More Than an Emergency Response Center
Created in partnership with IBM, Rio's operations center is no run-of-the-mill city facility. Under the guidance of Mayor Eduardo Paes, the city initially set out to build an emergency response center to deal with things like Rio's notorious and often deadly landslides and flooding, brought on by torrential rains. But as city officials began traveling the world to glean best practices from other cities, they decided on a much more sophisticated and proactive direction.
"We believe our model is broader," says Carlos Roberto Osório, Rio's secretary for conservation and public services. "It's not only focused on emergencies and traffic control, but is also a collaborative tool for anyone that has anything to do with the day-to-day running of our city."
That means everyone from city workers and city officials to external agencies and companies, including the local utility company and mass transit, sewage and water operators, Osório says. The operations center integrates more than 30 agencies, partners and secretariats, speeding response times by eliminating silos and boosting collaboration, he says.
A number of technology giants contributed to the project. Cisco donated telepresence equipment and hardware. Samsung donated the massive video screen, which displays a smorgasbord of local weather information, river levels and satellite imagery as well as video feeds from 800 traffic cameras, data from utility companies, air and water quality agencies and live feeds from police helicopters. The screen also shows flashpoints around the city—a power outage or traffic accident, for instance. It's all in real time and it's all IP-based, Osório says.
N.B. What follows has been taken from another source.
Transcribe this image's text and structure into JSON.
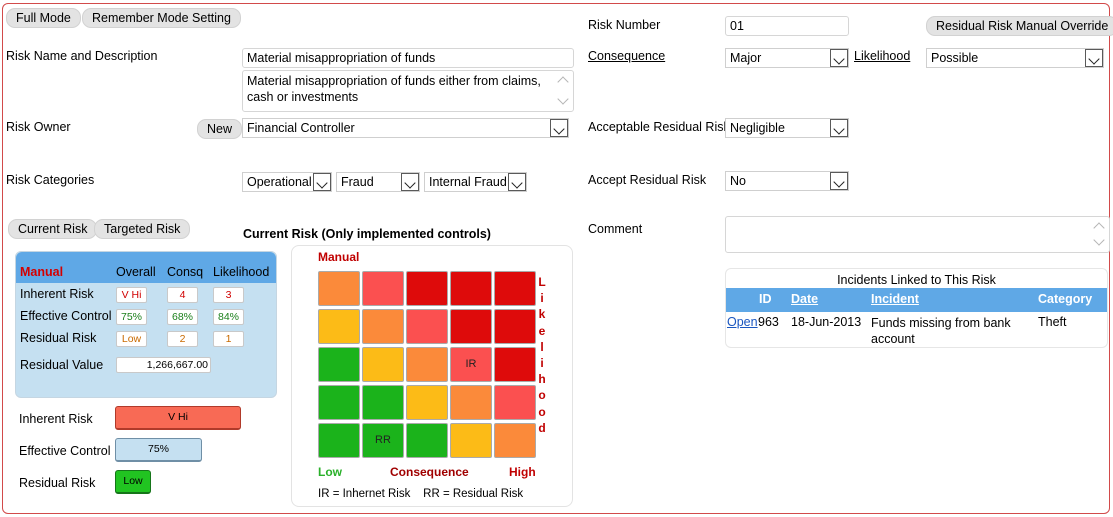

Keeping Citizens in the Loop
Communication with Rio's citizens is also paramount, Osório says. They can download an app to their smart phone or track a constantly updated stream of city alerts via Facebook and Twitter. If there's a car wreck or traffic jam—increasingly common as the hot Brazilian economy puts more cars on Rio's streets—the app will calculate alternative routes based on current and predicted traffic patterns. The operations center is also a television studio and communications hub, from which all the major networks, local daily news shows and radio shows share information.
"We have learned that a well-informed citizen is the most effective tool for avoiding problems," Osório says. "If you inform citizens fast, thoroughly and reliably, they will make the right decisions and those decisions will make the city function better."
A Long-Term Vision
Funded by the city of Rio, the operations center involved an initial budget of roughly $8 million for the physical infrastructure, plus an installation contract with IBM of about $7 million, Osório says. He says the operational cost of the brand new downtown building that houses the center is about $12 million.
As for the return on that investment, Osório prefers to focus more on quality-of-life benefits to citizens than on finances. In the center's first year of operation, he says the city saw the average response time for incidents reduced by 20 percent. This past summer, which ended in April, there were no deaths because of the torrential rains or flooding—which may or may not have had anything to do with the operations center.
So what's next for Rio?
With its emergency response facilities in good shape, Osório says the city now is working to get a handle on its traffic issues, studying technology and ideas from around the world. "We still feel there's room to improve in terms of traffic management, traffic control and traffic engineering," he says, adding that it's all part of a 20- to 50-year plan for sustainable growth in the future.
"Rio is transforming itself rapidly, becoming an intelligent, smart city," Osório says. "The operations center serves as a catalyst in this process."